ORINEWS.id – Politikus PDIP, Guntur Romli, menganggap disebutnya mantan Presiden RI, Joko Widodo (Jokowi), sudah memenuhi syarat untuk menjadi nabi oleh kader PSI, Dedy Nur Palakka, adalah pembodohan Politik.
Kendati demikian, Guntur Romli mengatakan pernyataan Dedy tersebut tidak masuk dalam penistaan agama, tetapi lebih kepada fanatisme ekstrem.
“Saya menolak adanya jeratan penistaan agama, tapi kalau itu diucapkan serius bukan bercanda, adalah bentuk fanatisme ekstrem, kultus babi buta, dan pembodohan politik,” katanya kepada Tribunnews.com, Rabu (11/6/2025).
Guntur mengatakan Jokowi lebih cocok dianggap sebagai pemimpin terkorup.
Hal ini disampaikannya terkait mantan Wali Kota Solo tersebut yang masuk dalam daftar pemimpin terkorup versi Organized Crime and Corruption Reporting Project (OCCRP) pada tahun 2024 lalu.
“Saya juga tidak setuju Jokowi disebut Firaun tapi saya tidak setuju Jokowi disebut layak sebaagai nabi.”
“Bagi saya, Jokowi itu finalis pemimpin terkorup dan otoriter versi OCCRP,” jelasnya.
Lebih lanjut, Guntur mengatakan pemimpin itu harus mau dikritik sehingga jika terjadi adanya pengkultusan, maka bisa dipastikan pemimpin tersebut akan menjadi otoriter.
“Pemimpin itu adalah pelayan bagi rakyatnya, harus siap mendengar dan dikritik.”
“Kalau dikultuskan tidak bisa menjadi pelayan lagi. Makannya saya sebut ini (Dedy menyebut Jokowi penuhi syarat menjadi nabi) adalah pembodohan politik,” tuturnya.
Sebelumnya, Dedy mencuitkan di akun X pribadinya bahwa Jokowi telah memenuhi syarat sebagai seorang nabi.
Hal ini dituliskannya pada Selasa (10/6/2025) kemarin.
“Jadi nabi pun sebenarnya beliau ini (Jokowi) sudah memenuhi syarat, cuman sepertinya beliau menikmati menjadi manusia biasa dengan senyum selalu lebar ketika bertemu dengan rakyat.”
“Sementara di dunia lain masih ada saja yang tidak siap dengan realitas bahwa tugas kenegaraan beliau sudah selesai dengan paripurna,” tulis Dedy.
Pernyataan Dedy tersebut mengundang perhatian luas warganet. Dedy bahkan dianggap berlebihan dalam memberikan pujian kepada Jokowi.
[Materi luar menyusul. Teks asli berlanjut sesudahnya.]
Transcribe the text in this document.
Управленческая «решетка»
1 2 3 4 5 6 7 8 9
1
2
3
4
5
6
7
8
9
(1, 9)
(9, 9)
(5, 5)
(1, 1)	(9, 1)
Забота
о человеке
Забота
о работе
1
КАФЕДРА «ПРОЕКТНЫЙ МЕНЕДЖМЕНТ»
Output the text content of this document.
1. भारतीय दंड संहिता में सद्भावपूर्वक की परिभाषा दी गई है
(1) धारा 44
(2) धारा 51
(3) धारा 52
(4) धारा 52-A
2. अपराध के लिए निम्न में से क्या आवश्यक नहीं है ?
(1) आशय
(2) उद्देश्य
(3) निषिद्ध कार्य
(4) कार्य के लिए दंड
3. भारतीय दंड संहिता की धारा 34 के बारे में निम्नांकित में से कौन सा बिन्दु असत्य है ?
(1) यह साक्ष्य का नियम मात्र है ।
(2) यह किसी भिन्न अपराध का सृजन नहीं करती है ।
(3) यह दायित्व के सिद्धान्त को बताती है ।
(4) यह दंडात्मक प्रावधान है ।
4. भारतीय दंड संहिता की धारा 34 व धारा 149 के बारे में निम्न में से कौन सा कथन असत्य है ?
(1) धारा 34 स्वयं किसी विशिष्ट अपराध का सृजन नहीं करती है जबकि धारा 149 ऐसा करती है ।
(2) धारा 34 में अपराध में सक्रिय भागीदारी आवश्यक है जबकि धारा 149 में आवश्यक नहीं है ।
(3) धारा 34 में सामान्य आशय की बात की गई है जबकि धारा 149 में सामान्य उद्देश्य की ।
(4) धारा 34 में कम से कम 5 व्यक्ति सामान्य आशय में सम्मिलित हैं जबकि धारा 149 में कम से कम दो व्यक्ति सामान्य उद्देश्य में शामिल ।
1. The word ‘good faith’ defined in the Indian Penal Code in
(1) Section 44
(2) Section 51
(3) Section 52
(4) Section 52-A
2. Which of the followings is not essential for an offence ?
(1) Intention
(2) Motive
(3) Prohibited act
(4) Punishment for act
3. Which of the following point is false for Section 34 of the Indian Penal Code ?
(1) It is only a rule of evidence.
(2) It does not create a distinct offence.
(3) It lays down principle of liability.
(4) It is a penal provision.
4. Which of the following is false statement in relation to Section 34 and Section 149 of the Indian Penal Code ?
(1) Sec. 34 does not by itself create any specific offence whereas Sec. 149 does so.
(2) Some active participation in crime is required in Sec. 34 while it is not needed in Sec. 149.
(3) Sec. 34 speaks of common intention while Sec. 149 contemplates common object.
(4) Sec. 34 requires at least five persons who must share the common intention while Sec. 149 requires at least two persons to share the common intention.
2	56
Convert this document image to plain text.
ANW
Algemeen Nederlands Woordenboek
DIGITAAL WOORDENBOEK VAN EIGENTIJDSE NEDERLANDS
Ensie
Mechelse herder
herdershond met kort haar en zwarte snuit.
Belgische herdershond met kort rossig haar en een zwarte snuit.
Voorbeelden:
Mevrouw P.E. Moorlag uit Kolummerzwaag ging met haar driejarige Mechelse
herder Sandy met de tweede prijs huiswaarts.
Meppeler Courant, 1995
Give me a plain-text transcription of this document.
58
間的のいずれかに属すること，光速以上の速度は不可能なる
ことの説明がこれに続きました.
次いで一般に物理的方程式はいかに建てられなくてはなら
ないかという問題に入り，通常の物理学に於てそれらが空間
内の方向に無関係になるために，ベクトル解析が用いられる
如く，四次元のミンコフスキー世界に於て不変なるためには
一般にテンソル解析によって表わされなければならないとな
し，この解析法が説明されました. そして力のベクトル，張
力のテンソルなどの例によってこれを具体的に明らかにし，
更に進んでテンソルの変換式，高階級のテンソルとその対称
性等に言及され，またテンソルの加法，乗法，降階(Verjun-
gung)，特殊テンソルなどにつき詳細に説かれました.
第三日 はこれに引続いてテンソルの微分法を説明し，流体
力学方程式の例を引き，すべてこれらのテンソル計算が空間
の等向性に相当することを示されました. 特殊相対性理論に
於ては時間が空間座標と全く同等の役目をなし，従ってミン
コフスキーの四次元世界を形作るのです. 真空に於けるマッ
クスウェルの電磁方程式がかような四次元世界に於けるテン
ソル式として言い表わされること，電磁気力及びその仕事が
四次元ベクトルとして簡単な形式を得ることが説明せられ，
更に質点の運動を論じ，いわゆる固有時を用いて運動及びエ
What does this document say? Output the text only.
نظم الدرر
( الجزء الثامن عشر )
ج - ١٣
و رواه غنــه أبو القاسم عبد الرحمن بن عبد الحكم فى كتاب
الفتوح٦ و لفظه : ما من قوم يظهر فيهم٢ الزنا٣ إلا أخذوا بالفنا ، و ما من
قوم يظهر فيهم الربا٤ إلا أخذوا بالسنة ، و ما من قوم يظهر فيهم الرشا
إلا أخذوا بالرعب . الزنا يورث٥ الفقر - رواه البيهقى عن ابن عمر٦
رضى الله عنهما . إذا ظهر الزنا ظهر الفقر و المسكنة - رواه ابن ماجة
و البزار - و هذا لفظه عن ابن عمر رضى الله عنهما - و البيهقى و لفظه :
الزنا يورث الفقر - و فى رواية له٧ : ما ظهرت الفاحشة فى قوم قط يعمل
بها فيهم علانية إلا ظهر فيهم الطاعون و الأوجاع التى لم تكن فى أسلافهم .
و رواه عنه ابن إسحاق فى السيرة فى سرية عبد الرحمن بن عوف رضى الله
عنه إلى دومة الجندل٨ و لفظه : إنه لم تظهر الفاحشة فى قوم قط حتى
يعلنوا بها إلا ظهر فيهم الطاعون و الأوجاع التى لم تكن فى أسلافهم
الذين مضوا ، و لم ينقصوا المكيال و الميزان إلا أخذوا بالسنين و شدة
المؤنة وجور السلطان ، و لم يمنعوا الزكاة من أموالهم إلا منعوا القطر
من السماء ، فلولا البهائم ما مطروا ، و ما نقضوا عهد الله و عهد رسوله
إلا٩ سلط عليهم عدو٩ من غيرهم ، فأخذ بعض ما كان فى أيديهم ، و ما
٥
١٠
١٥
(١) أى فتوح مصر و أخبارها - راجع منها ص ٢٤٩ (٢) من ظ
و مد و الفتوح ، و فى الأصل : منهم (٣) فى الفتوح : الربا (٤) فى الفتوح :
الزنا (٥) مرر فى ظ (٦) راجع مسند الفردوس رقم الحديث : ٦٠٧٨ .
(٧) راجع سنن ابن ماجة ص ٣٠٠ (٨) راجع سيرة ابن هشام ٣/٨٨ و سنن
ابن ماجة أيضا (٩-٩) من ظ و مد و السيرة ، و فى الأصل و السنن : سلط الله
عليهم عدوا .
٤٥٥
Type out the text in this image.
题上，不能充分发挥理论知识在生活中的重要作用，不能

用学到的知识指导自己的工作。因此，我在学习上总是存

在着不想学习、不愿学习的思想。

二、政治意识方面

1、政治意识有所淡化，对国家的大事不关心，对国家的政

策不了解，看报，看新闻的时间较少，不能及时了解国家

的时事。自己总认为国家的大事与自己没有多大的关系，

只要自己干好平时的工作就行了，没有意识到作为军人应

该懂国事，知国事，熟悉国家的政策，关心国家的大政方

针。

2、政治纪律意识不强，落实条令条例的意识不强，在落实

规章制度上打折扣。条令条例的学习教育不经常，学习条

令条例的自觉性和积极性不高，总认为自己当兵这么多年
Ia lalu membuat penjelasan terkait pernyataannya tersebut.
Menurut Dedy, tidak semua penyebutan nabi berarti secara harafiah menerima wahyu dari Tuhan seperti yang dipahami dalam agama Islam atau Kristen.
Apalagi, persepsi seorang nabi harus menerima wahyu secara langsung dari Tuhan.
“Orang yang menerima wahyu dari Tuhan untuk disampaikan kepada umat manusia.”
“Namun, dalam perbincangan filsafat, sastra, dan tafsir sosial, kata nabi juga sering digunakan secara kiasan atau simbolik,” jelas Dedy.
Dedy menegaskan pernyataannya tersebut tidak salah dan tidak harus disalahkan.
“Tidak perlu banyak orang untuk mengawali pemikiran. Banyak ide besar dalam sejarah justru berangkat dari satu orang yang melihat sesuatu yang orang lain belum lihat,” ujar Dedy.
Ia menegaskan peryataannya itu hanyalah penilaian pribadi.
“Jadi, kalaupun hanya satu orang yang mengatakan Jokowi punya sifat kenabian, itu sah sebagai penilaian pribadi yang berbasis pada nilai-nilai etis, bukan klaim wahyu literal,” tandas Dedy.